Disappointing Friends and Family
I’m realizing that neither my family nor friends treat me nicely. I always put them first and offer to help when I think they might need me, but no one does the same for me. When I do things for people our relationship gets closer and I feel happy. I drive my friends, lend my car, run errands for them but when my car breaks and I need them, they disappear. A few years ago, I gave my adult daughters the money I made from selling my home. Now I need a loan and I’ve been hinting to see if they would offer to help, but they don’t. I’m very upset about this and don’t know what else I can do to get any of them to treat me better.

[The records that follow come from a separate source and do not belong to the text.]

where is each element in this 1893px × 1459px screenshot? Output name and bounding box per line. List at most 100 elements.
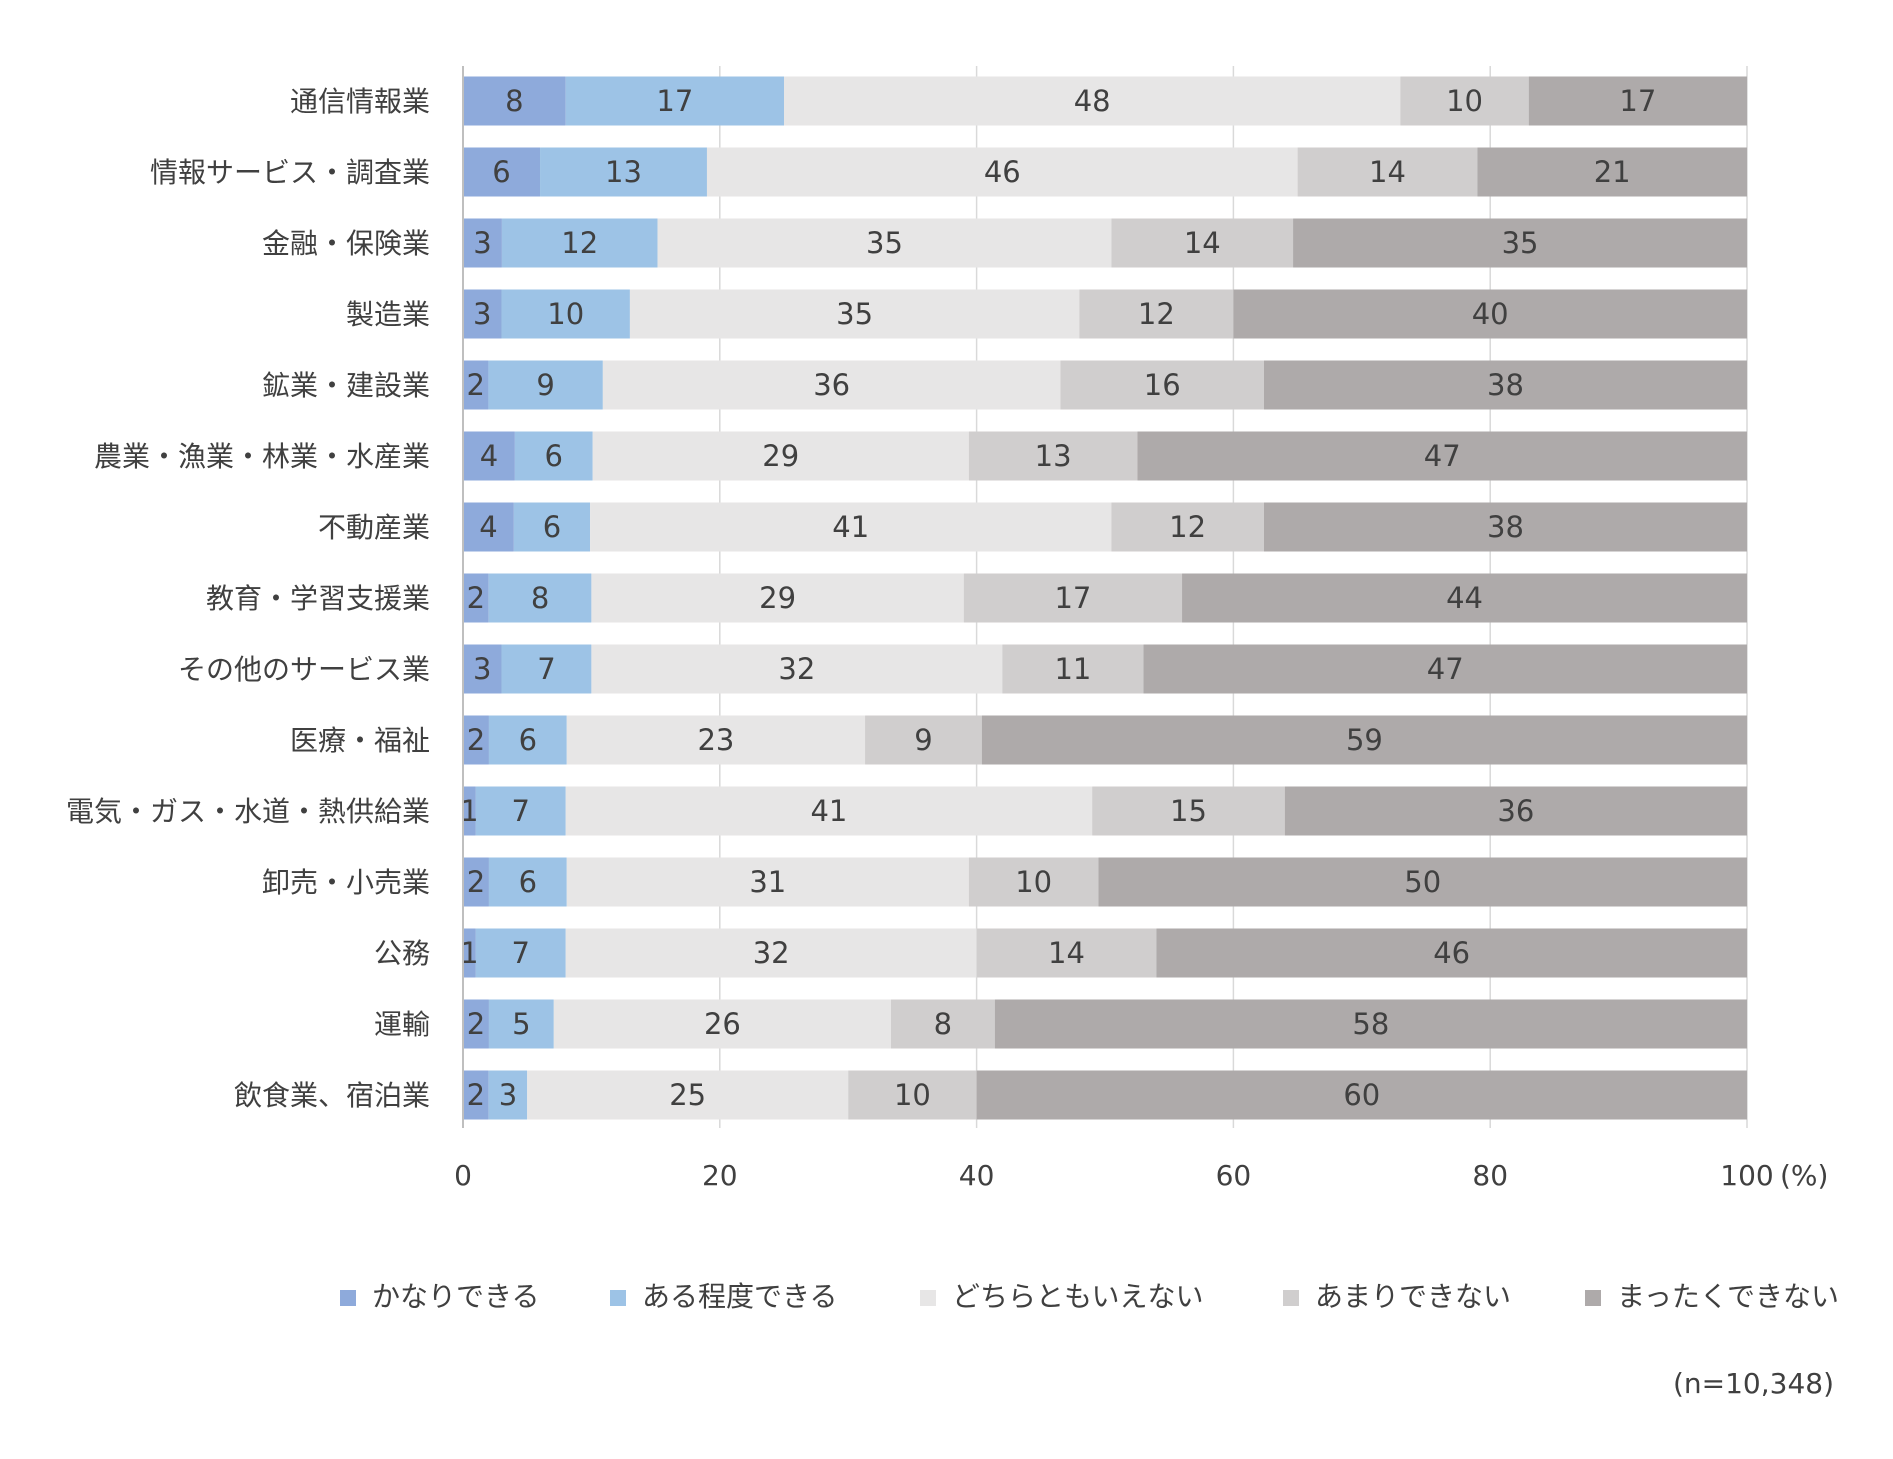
data-label: 46 <box>1433 936 1470 970</box>
data-label: 8 <box>505 84 523 118</box>
bar-segment <box>657 218 1112 268</box>
data-label: 58 <box>1352 1007 1389 1041</box>
x-tick-label: 40 <box>959 1159 995 1192</box>
bar-segment <box>475 928 566 978</box>
data-label: 2 <box>466 368 484 402</box>
legend-swatch <box>610 1290 626 1306</box>
data-label: 29 <box>762 439 799 473</box>
bar-segment <box>463 147 541 197</box>
bar-segment <box>592 431 969 481</box>
bar-segment <box>602 360 1061 410</box>
bar-segment <box>463 857 489 907</box>
x-axis-unit: (%) <box>1780 1159 1828 1192</box>
bar-segment <box>501 218 658 268</box>
data-label: 41 <box>810 794 847 828</box>
legend-swatch <box>1585 1290 1601 1306</box>
bar-segment <box>463 289 502 339</box>
data-label: 50 <box>1404 865 1441 899</box>
data-label: 14 <box>1048 936 1085 970</box>
bar-segment <box>981 715 1747 765</box>
bar-segment <box>1284 786 1747 836</box>
data-label: 26 <box>704 1007 741 1041</box>
data-label: 46 <box>984 155 1021 189</box>
bar-segment <box>1293 218 1747 268</box>
bar-segment <box>540 147 707 197</box>
data-label: 21 <box>1594 155 1631 189</box>
bar-segment <box>1182 573 1747 623</box>
bar-segment <box>1263 360 1747 410</box>
x-axis-ticks: 0 20 40 60 80 100 <box>454 1159 1774 1192</box>
data-label: 7 <box>512 794 530 828</box>
data-label: 36 <box>1497 794 1534 828</box>
bar-segment <box>463 360 489 410</box>
category-label: 飲食業、宿泊業 <box>234 1079 430 1112</box>
bar-segment <box>1111 218 1294 268</box>
x-tick-label: 80 <box>1472 1159 1508 1192</box>
bar-segment <box>501 644 592 694</box>
legend-swatch <box>920 1290 936 1306</box>
bar-segment <box>463 715 489 765</box>
data-label: 17 <box>1054 581 1091 615</box>
bar-segment <box>463 218 502 268</box>
bar-segment <box>501 289 630 339</box>
data-label: 47 <box>1427 652 1464 686</box>
x-tick-label: 60 <box>1216 1159 1252 1192</box>
data-label: 31 <box>749 865 786 899</box>
data-label: 2 <box>467 581 485 615</box>
bar-segment <box>629 289 1080 339</box>
data-label: 29 <box>759 581 796 615</box>
data-label: 1 <box>460 936 478 970</box>
bar-segment <box>1400 76 1529 126</box>
data-label: 36 <box>813 368 850 402</box>
category-label: 電気・ガス・水道・熱供給業 <box>66 795 430 828</box>
data-label: 7 <box>537 652 555 686</box>
legend-label: どちらともいえない <box>952 1280 1203 1313</box>
data-label: 60 <box>1343 1078 1380 1112</box>
sample-size-note: (n=10,348) <box>1673 1367 1834 1400</box>
bar-segment <box>968 857 1099 907</box>
x-tick-label: 20 <box>702 1159 738 1192</box>
bar-segment <box>591 644 1003 694</box>
bar-segment <box>463 999 489 1049</box>
data-label: 47 <box>1424 439 1461 473</box>
bar-segment <box>1079 289 1234 339</box>
bar-segment <box>1111 502 1264 552</box>
data-label: 10 <box>894 1078 931 1112</box>
bar-segment <box>963 573 1183 623</box>
data-label: 13 <box>1035 439 1072 473</box>
legend-swatch <box>340 1290 356 1306</box>
bar-segment <box>463 1070 489 1120</box>
bar-segment <box>1156 928 1747 978</box>
category-label: 農業・漁業・林業・水産業 <box>94 440 430 473</box>
bar-segment <box>463 431 515 481</box>
data-label: 12 <box>1169 510 1206 544</box>
bar-segment <box>463 644 502 694</box>
legend-label: まったくできない <box>1617 1280 1839 1313</box>
bar-segment <box>891 999 995 1049</box>
legend-label: かなりできる <box>372 1280 539 1313</box>
bar-segment <box>475 786 566 836</box>
data-label: 8 <box>934 1007 952 1041</box>
bar-segment <box>1060 360 1264 410</box>
category-label: その他のサービス業 <box>178 653 430 686</box>
data-label: 6 <box>519 865 537 899</box>
bar-segment <box>706 147 1298 197</box>
bar-segment <box>488 999 554 1049</box>
bar-segment <box>566 857 969 907</box>
data-label: 10 <box>547 297 584 331</box>
bar-segment <box>784 76 1401 126</box>
category-labels: 通信情報業情報サービス・調査業金融・保険業製造業鉱業・建設業農業・漁業・林業・水… <box>66 85 430 1112</box>
bar-segment <box>463 76 566 126</box>
bar-segment <box>865 715 982 765</box>
data-label: 3 <box>473 652 491 686</box>
bar-segment <box>976 928 1157 978</box>
bar-segment <box>1098 857 1747 907</box>
bars: 8 17 48 10 176 13 46 14 213 12 35 14 353 10 35 12 402 9 36… <box>460 76 1747 1120</box>
bar-segment <box>1233 289 1747 339</box>
bar-segment <box>968 431 1138 481</box>
data-label: 10 <box>1446 84 1483 118</box>
bar-segment <box>1137 431 1747 481</box>
data-label: 35 <box>866 226 903 260</box>
data-label: 10 <box>1015 865 1052 899</box>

Because you feel so distressed and unable to make sense of what is going wrong in your relationships, it is important to become aware of the thoughts and feelings that occur when you begin to overextend yourself with others. Perhaps being so available and needed by others is temporarily reassuring because it appears to secure an important position for you in the relationship. When giving to others you feel closer and possibly more loved and fulfilled which may be the driving force behind this pattern. Unfortunately, disappointment is inevitable because the reciprocity you hope for never happens. Finally, by prioritizing other’s needs over yours it conveys a message that your needs are unimportant and unwittingly grants permission for others to dismiss and mistreat you.
Dropping hints to your daughters regarding a loan clearly indicates your discomfort with asking directly and wishing for others to anticipate your needs without having to verbalize them. Although you need help and support, perhaps you are uncertain whether you have the right to ask for it. Once again your underlying self doubt is conveyed by the “hinting” behavior which may be why your daughters ignore your plight.